Internal names, providers, and exact numbers have been abstracted or generalized for confidentiality — the architecture patterns and trade-offs described are accurate.

Context

In a B2B platform with many microservices, every service eventually needs to send notifications — operations alerts to Slack, customer-facing emails, webhook callbacks to third parties. Without a shared service, each microservice ships its own SMTP credentials, Slack tokens, retry logic, rate-limit handling, and recipient resolution. The cost compounds: every service inherits the operational risk of every channel, and channel-specific quirks get reinvented in different ways across the platform.

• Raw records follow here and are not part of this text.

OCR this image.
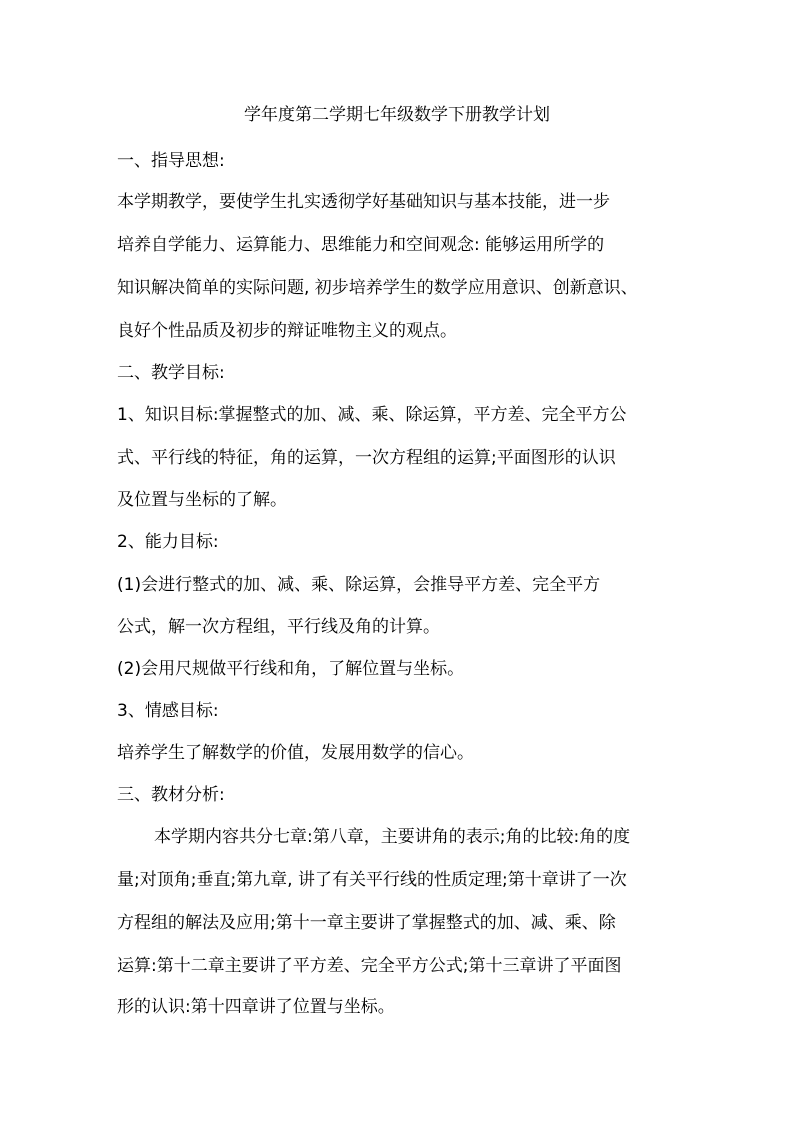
学年度第二学期七年级数学下册教学计划
一、指导思想:
本学期教学，要使学生扎实透彻学好基础知识与基本技能，进一步
培养自学能力、运算能力、思维能力和空间观念: 能够运用所学的
知识解决简单的实际问题, 初步培养学生的数学应用意识、创新意识、
良好个性品质及初步的辩证唯物主义的观点。
二、教学目标:
1、知识目标:掌握整式的加、减、乘、除运算，平方差、完全平方公
式、平行线的特征，角的运算，一次方程组的运算;平面图形的认识
及位置与坐标的了解。
2、能力目标:
(1)会进行整式的加、减、乘、除运算，会推导平方差、完全平方
公式，解一次方程组，平行线及角的计算。
(2)会用尺规做平行线和角，了解位置与坐标。
3、情感目标:
培养学生了解数学的价值，发展用数学的信心。
三、教材分析:
本学期内容共分七章:第八章，主要讲角的表示;角的比较:角的度
量;对顶角;垂直;第九章, 讲了有关平行线的性质定理;第十章讲了一次
方程组的解法及应用;第十一章主要讲了掌握整式的加、减、乘、除
运算:第十二章主要讲了平方差、完全平方公式;第十三章讲了平面图
形的认识:第十四章讲了位置与坐标。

Notifier was extracted to centralize that. Producers publish a logical notification intent — "alert operator group X about event Y" — and Notifier handles credentials, formatting, retries, deduplication, and the channel-specific quirks.

Architecture

producer service ──► SNS (notification bus) ──► SQS (per-channel queues)
                                                       │
                                                       ▼
                                               Bun Lambda workers
                                                       │
                              ┌────────────────────────┼────────────────────────┐
                              ▼                        ▼                        ▼
                            Slack                    Email                   Webhook
                          (channel API)            (SMTP/SES)             (HTTP POST)

Surface

Producers don't pick a channel. They publish a logical intent — "notify Y of X" — and Notifier resolves channel preferences, formatting, and delivery. The same event can fan out to multiple channels based on operator preferences without the producer knowing about it.

Pub/sub topology

Notifications hit a single SNS topic. Channel-specific SQS queues subscribe with filter policies, so only relevant messages reach each channel's workers. Adding a new channel is a queue + worker, not a redeployment of every producer.

Custom Bun Lambda runtime

Workers run on AWS Lambda using a custom Bun runtime instead of the stock Node.js runtime. Bun starts faster on cold paths and runs TypeScript natively without a build step, which compounds across many small workers handling bursty traffic.

The runtime ships as a Lambda custom runtime layer wrapping the Bun binary, exposing the Lambda Runtime API. Workers stay as small TypeScript files; the runtime handles the bootstrap.

Per-channel resilience

Each channel queue has its own retry policy and DLQ, so a Slack outage doesn't back-pressure email delivery. Webhooks have signed payloads and per-target backoff so a flaky consumer doesn't block traffic to healthy ones.

Trade-offs

Custom Lambda runtime instead of stock Node.js. Custom runtimes carry ownership cost — security updates, runtime bugs, opaque error modes. The benefit is faster cold starts (notifications are bursty), zero build pipeline (TypeScript runs as-is), and a smaller per-function package. Across dozens of small workers, the wins add up.

SNS + per-channel SQS instead of one queue. A single queue would be simpler operationally. The benefit of fan-out is per-channel isolation — failure in one channel doesn't slow others, channels can be added/removed independently, and per-channel retry tuning is possible.

Logical intents instead of pre-rendered messages. Producers publishing "notify Y of X" rather than "send THIS Slack message to THAT channel" pushes formatting and recipient resolution into Notifier. The benefit is that channel-specific logic — mentions, threading, escalation policies, opt-outs — lives in one place instead of duplicated across every producer service.

Outcome

Centralization. Channel credentials, rate limits, and retry behavior live in one service instead of every microservice.
Channel isolation. A Slack outage stops Slack, not email. A flaky webhook target doesn't stall the platform.
Speed of adding channels. A new channel becomes a queue + worker, with zero changes to producers.
TypeScript without ceremony. The Bun runtime removes the build step, so the service stays close to plain TypeScript files — easier to read, faster to change.